Mother of Many Children
Alanis Obomsawin, 1977 | 57 min
In her first feature-length documentary, released in 1977, Alanis Obomsawin honours the central place of women and mothers within Indigenous cultures. An album of Indigenous womanhood, the film portrays proud matriarchal cultures that for centuries have been pressured to adopt the standards and customs of the dominant society. Tracing the cycle of Indigenous women’s lives from birth to childhood, puberty, young adulthood, maturity and old age, the film reveals how Indigenous women have fought to regain a sense of equality, instilled cultural pride in their children and passed on their stories and language to new generations.
Freaks of Nurture
Alexandra Lemay, 2018 | 6 min
A stop-motion film about a mother-daughter relationship bursting at the seams with babies, poodles and flying spaghetti.
A Tribe of One
Eunhee Cha, 2003 | 38 min
Featuring archival images and compelling interviews, this documentary captures Rhonda Larrabee's quest to unearth the Indigenous heritage her mother felt forced to hide from her. Now, as proud Chief of the New Westminster Band, she works tirelessly to revitalize the Qayqayt First Nations. Tribe of One was produced as part of Reel Diversity, an initiative organized in partnership with CBC Newsworld.
The Grasslands Project: Life Out Here
Scott Parker, 2016 | 11 min
This short documentary from The Grasslands Project brings a female perspective to the male-dominated ranching and farming industries. Women often have a strong voice in the operations, and some women have been running their own ranches for decades. For this collaborative documentary, the participants themselves chose the themes to be discussed and then interviewed each other. These women are deeply dedicated to their farms, ranches and families.

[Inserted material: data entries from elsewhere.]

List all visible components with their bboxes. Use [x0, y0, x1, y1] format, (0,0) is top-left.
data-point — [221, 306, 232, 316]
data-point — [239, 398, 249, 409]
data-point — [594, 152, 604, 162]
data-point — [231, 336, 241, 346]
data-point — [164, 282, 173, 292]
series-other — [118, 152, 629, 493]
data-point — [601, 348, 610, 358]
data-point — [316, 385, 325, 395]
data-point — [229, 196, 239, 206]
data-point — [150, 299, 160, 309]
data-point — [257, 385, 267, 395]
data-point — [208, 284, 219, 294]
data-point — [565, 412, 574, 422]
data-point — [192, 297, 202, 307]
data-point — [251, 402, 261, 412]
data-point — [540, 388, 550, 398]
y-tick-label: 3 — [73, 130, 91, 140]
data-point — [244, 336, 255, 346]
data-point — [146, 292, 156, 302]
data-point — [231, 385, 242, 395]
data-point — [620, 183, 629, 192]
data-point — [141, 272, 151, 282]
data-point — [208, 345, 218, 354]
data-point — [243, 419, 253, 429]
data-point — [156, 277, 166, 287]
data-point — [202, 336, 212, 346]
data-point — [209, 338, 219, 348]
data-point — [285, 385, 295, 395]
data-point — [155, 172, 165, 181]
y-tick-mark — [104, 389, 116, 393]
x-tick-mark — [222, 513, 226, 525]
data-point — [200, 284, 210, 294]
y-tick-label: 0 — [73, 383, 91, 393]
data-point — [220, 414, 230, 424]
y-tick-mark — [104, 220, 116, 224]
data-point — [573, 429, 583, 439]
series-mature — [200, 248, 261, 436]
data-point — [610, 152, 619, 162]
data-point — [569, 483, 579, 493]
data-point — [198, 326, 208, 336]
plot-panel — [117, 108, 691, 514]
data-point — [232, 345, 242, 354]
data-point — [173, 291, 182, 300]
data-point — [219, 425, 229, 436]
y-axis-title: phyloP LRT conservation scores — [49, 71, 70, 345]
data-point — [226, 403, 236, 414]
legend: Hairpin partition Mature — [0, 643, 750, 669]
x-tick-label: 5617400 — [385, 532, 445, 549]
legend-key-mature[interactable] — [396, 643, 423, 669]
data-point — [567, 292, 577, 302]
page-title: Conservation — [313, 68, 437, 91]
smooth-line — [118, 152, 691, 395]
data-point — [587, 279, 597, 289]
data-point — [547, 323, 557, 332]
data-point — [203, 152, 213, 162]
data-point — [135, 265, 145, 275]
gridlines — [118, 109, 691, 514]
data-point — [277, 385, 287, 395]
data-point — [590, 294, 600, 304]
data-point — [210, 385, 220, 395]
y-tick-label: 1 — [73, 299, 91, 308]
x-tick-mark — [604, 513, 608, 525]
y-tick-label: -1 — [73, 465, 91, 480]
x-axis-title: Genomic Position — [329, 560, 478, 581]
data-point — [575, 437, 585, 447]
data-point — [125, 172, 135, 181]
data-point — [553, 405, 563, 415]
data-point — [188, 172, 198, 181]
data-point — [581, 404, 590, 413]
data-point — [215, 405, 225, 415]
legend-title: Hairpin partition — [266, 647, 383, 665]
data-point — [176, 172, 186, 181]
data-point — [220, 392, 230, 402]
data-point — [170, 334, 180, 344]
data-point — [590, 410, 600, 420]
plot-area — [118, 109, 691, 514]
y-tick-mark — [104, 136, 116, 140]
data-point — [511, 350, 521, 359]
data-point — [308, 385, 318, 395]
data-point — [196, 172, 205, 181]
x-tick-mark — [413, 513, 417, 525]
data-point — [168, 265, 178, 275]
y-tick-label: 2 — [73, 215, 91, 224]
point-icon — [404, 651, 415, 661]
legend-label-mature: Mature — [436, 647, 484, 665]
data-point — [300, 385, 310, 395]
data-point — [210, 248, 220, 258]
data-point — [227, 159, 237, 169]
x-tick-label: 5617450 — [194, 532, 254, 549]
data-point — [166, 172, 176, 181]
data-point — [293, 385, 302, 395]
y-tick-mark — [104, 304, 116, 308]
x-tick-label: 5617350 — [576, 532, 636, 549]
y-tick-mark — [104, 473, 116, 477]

They can ranch as well as a man... maybe even better.
Anita Lebeau, 2003 | 10 min
This animated short is an ode to Louise, a fiercely independent 96-year old inspired by animator Anita Lebeau's grandmother. Speaking in her own voice, Louise takes us through a day in her busy life near the town of Bruxelles, in rural Manitoba. Between coping with garden gophers and reaching cupboards that have grown taller, Louise's plans sometimes miscarry, her sense of humour is foolproof.